Os porta-vozes dos países em desenvolvimento defendem a mesma posição ideológica: "crescimento econômico, liberalização comercial e proteção ambiental são objetivos compatíveis e complementares", afirma o embaixador brasileiro Rubens Antônio Barbosa (p. 143). O maior problema não é o "como" garantir a sustentabilidade do conjunto das relações envolvidas, a partir das capacidades de sustentação dos diversos subsistemas. O que "não podemos admitir [é que] se ampliem indevidamente as possibilidades de restrição ao comércio, ou que medidas comerciais com objetivos ambientais possam vir a prevalecer sobre as regras da OMC. Seria um retrocesso lamentável".

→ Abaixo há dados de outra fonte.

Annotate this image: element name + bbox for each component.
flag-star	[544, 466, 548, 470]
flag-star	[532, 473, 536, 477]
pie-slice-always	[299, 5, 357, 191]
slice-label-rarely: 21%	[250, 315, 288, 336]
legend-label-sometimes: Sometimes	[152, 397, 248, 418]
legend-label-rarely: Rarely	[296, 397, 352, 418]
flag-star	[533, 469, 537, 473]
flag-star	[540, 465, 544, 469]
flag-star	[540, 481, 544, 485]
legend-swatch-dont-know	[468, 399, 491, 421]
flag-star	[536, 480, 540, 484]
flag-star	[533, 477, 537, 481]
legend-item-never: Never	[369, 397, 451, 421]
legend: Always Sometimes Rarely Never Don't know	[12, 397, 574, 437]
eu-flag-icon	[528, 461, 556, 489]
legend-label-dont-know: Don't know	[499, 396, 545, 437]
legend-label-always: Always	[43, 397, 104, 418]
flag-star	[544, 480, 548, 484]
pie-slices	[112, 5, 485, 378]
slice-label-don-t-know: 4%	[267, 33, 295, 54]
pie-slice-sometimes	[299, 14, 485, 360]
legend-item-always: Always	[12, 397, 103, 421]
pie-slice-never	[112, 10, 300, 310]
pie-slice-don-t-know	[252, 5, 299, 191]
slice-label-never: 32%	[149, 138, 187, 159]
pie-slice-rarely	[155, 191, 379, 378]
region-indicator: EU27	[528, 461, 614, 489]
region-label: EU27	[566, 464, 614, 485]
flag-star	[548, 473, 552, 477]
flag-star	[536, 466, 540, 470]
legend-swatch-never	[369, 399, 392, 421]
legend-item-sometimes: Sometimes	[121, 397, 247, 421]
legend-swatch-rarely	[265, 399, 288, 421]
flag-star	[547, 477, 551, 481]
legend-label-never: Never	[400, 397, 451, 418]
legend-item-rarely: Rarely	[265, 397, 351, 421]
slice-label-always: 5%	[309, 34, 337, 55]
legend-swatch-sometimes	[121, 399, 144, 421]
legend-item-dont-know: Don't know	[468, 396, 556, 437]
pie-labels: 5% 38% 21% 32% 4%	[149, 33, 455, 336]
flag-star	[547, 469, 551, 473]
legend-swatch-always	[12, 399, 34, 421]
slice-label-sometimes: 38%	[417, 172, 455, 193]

é na fonte do processo de elaboração das práticas internacionais, que se deve buscar a expressão máxima dos dogmas relativos ao comércio. Tom Wathen sintetiza os termos da equação, em algumas páginas que dispensam maiores comentários ( p.26 sg.): "Historicamente, o GATT tem visto a proteção ao meio ambiente apenas em termos de barreiras ao comércio". O autor lembra que o último projeto aprovado na Rodada de negociações do GATT (Uruguai Round), sob a coordenação do então Diretor Geral da instituição, Arthur Dunkel, "tem o propósito de controlar as leis ambientais nos países-membros do Acordo, alinhando as normas de direito ambiental nacional e internacional com os princípios de comércio internacional do GATT". Nada de estranhar-se, portanto, que o projeto classifique os padrões ambientais como "barreiras técnicas ao comércio".

Existem tratados internacionais que pretendem incorporar sanções comerciais como forma de garantir seu próprio cumprimento? Existem! é o caso, dentre outros, do Protocolo de Montreal e da Convenção sobre o Comércio Internacional de Espécies da Fauna e da Flora em Risco de Extinção - CITES. Qual será a implementação de suas disposições (normativas, pois incorporadas, por ratificação, ao direito interno dos signatários), se "os negociadores do GATT pretendem sujeitar qualquer legislação ambiental que tenha impacto sobre o comércio internacional à aprovação do Conselho do GATT, um órgão subsidiário das partes contratantes desse acordo. Pelo menos 24 acordos ambientais internacionais poderiam requerer autorização por parte da maioria dos ministros do comércio exterior do mundo inteiro, para assegurar a validade das sanções comerciais estabelecidas em suas disposições"( p.28)?

A própria Declaração do Rio de Janeiro sobre Meio Ambiente e Desenvolvimento estabelece, no seu Princípio 12: "Políticas econômicas com fim de proteção ambiental não devem servir para discriminar ou restringir o comércio internacional. Medidas para controle de problemas ambientais transfronteiriços ou globais devem, sempre que possível, ser baseadas em consenso entre os países".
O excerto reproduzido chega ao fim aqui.